The phosphomannan-protein complex of Citeromyces matritensis IFO 0651 strain was investigated for its chemical structure by a sequential degradation procedure, partial acid degradation followed by acetolysis under mild conditions. Upon treatment with 10 mM HCl at 100 degrees C for 1 h, this complex released mannotriose and mannotetraose consisting solely of 1,2-linked beta-D-mannopyranosyl residues, ca. 20% on weight basis of the parent complex. The acid-degraded complex was then subjected to acetolysis using an acetolysis medium of low sulfuric acid concentration, a 100:100:1 (v/v) mixture of acetic anhydride, acetic acid, and sulfuric acid at 40 degrees C for 36 h.

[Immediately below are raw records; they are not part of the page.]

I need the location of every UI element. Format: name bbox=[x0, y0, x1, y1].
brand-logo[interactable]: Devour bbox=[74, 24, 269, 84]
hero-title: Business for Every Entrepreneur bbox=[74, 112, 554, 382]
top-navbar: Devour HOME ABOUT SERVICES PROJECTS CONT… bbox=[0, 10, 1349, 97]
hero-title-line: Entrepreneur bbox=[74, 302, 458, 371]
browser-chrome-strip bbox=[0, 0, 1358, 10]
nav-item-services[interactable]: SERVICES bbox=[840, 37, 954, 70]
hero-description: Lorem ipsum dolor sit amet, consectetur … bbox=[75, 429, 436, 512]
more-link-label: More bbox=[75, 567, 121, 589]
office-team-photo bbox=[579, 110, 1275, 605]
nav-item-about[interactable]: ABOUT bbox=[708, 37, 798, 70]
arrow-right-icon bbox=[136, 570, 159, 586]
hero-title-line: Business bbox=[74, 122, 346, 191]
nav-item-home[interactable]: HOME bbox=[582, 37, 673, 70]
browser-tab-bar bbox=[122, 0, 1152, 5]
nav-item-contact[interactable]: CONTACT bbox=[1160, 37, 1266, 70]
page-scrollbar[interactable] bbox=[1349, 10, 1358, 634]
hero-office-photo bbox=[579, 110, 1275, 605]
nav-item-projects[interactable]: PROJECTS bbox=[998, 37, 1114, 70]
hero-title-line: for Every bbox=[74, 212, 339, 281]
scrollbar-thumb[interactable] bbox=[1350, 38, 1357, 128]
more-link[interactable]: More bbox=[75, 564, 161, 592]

A phosphate-containing manno-oligosaccharide fraction eluted in the void-volume region of a Bio-Gel P-2 column was found to consist of Manp beta 1----2Manp beta 1----2Manp alpha 1----2Man to which 1 mol of phosphate group was attached, while a manno-oligosaccharide fraction eluted in the diffusable region was a mixture of Manp beta 1----2Manp beta 1----2Manp beta 1----2Manp alpha 1----2Man, Manp beta 1----2Manp beta 1----2Manp alpha 1----2Man, Manp beta 1----2Manp alpha 1----2Man, Manp alpha 1----2Man, and mannose in the molar ratio of 0.08:0.33:0.19:0.32:1.00. Therefore, the structural analysis of the polysaccharide moiety of a beta-1,2 linkage-containing phosphomannan-protein complex of fungal origin can be achieved by means of a sequential degradation procedure, partial acid degradation followed by acetolysis under mild conditions.